首の痛みは、頑張りたいけど頑張れない彼女の都合にマッチしている。鬱屈した思い病気を招き、ひいては身体を変容させてしまったのか。もはや彼女に居場所はないだろう。そう考えると、ほか2名より救われたラストかもしれない。
かまいたち KAMAITACHI (伴杏里)
[あらすじ] フリーターのみひろは、ネイルアートに夢中。近ごろツメが早く伸びるようになったが、気にしない。ツメはどんどん長く、硬く、鋭くなっていき、日常生活にも支障が出はじめた。いよいよ困り果てるが、自分本位に生きてきたみひろは周囲に助けを求めることができず、いたずらに切りつけてしまう。
[感想] みひろにとってネイルアートはなんだったのだろう? いろいろ無頓着なのに、ネイルアートへの執着は尋常じゃない。男たちの視線を気にしていたとも思えない。すべての望みを捨てた彼女に残された、最後の「女らしさ」だったのかもしれない。

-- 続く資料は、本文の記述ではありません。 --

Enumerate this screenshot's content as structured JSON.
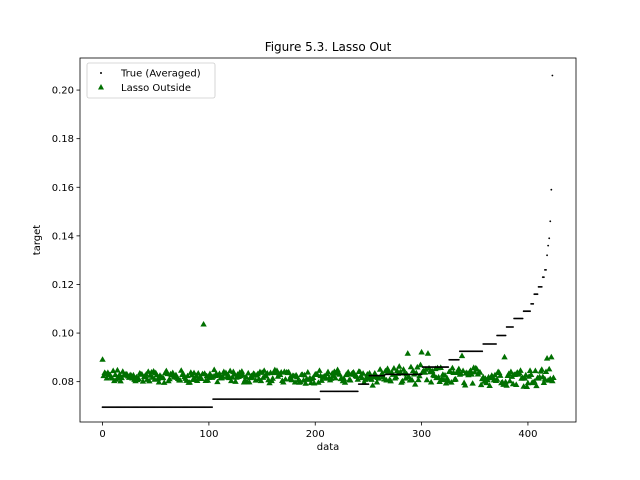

みひろの内面は、バイト中にぶつかった通行人に向けられたぞんざいな口ぶりにあらわれている。自分のことしか考えてないから、誰も信用できず、誰からも信用されない。本当は助けてほしいのに、状況を悪化させていくばかり。このあたりの展開は痛々しかった。
のっぺらぼう NOPPERA (市川春樹)
[あらすじ] 中学生のまなは、素直そうに見えるが幼稚な残酷さを隠し持っていた。ある日、まなは暴漢に襲われ入院することになる。友だちに恨みを買ったようだが、まなは生き方を変えようとしない。ほどなく、まなは顔が失われていくことに気づく。

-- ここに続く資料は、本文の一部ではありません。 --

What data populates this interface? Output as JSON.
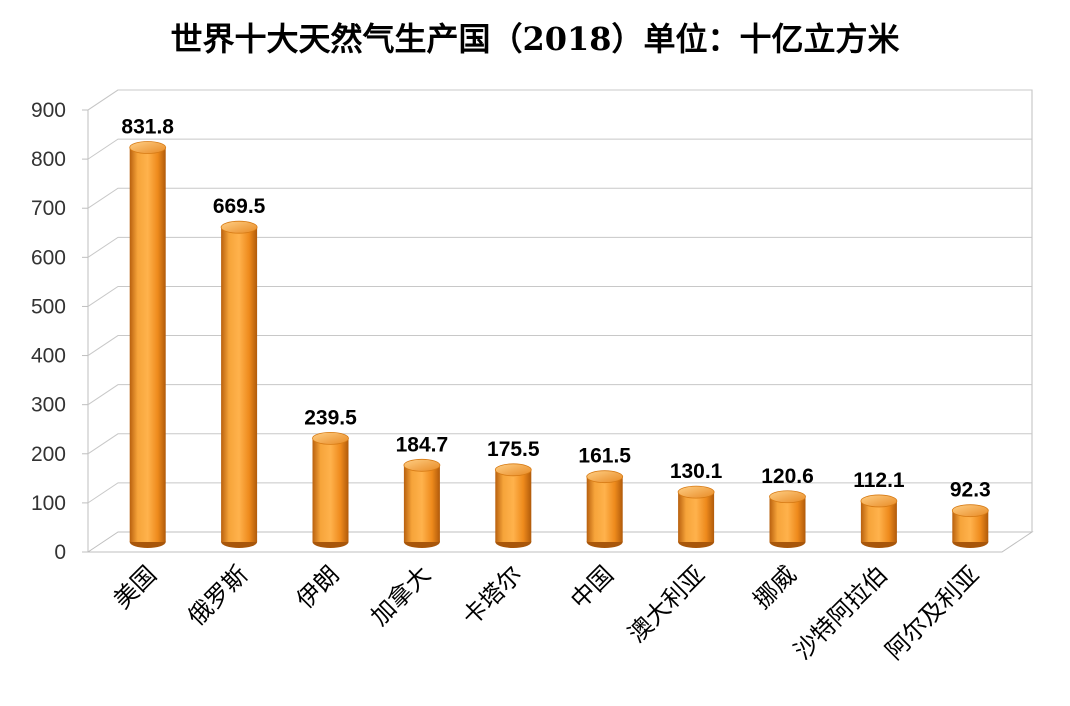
{
  "chart_data": {
    "type": "bar",
    "style": "3d-cylinder",
    "title": "世界十大天然气生产国（2018）单位：十亿立方米",
    "categories": [
      "美国",
      "俄罗斯",
      "伊朗",
      "加拿大",
      "卡塔尔",
      "中国",
      "澳大利亚",
      "挪威",
      "沙特阿拉伯",
      "阿尔及利亚"
    ],
    "values": [
      831.8,
      669.5,
      239.5,
      184.7,
      175.5,
      161.5,
      130.1,
      120.6,
      112.1,
      92.3
    ],
    "value_labels": [
      "831.8",
      "669.5",
      "239.5",
      "184.7",
      "175.5",
      "161.5",
      "130.1",
      "120.6",
      "112.1",
      "92.3"
    ],
    "yticks": [
      "0",
      "100",
      "200",
      "300",
      "400",
      "500",
      "600",
      "700",
      "800",
      "900"
    ],
    "ylim": [
      0,
      900
    ],
    "grid": true,
    "legend": "none",
    "bar_color": "#f0901e"
  }
}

[感想] 用もなくナースコースを押したり、美智子の悩みを知りながら揺さぶって楽しむ姿には憤りをおぼえた。そのくせ父親の前ではいい子を維持し、街頭で歌う女性からCDを買うような側面もある。どうしてそんな性格になったのか? わからないし、わかりたくない。心の荒んだ少女が妖怪になった。そう考える方が気楽だ。追い詰められ、わんわん泣きわめく彼女に同情したくないから。
美智子、みひろ、まな。3人とも周囲とのコミュニケーションに失敗している。自分を偽れない、自分をさらせない、自分を制御できない。彼女たちの心に「闇」があって、それゆえ妖怪になったと断じるのは簡単だが、そうなった原因を考えると切ない。3人とも、決して悪い子には見えないから。
オープニングとエンディングのショートコントは蛇足だった。時間が余っちゃったのかな? 気になるのはそのくらいだ。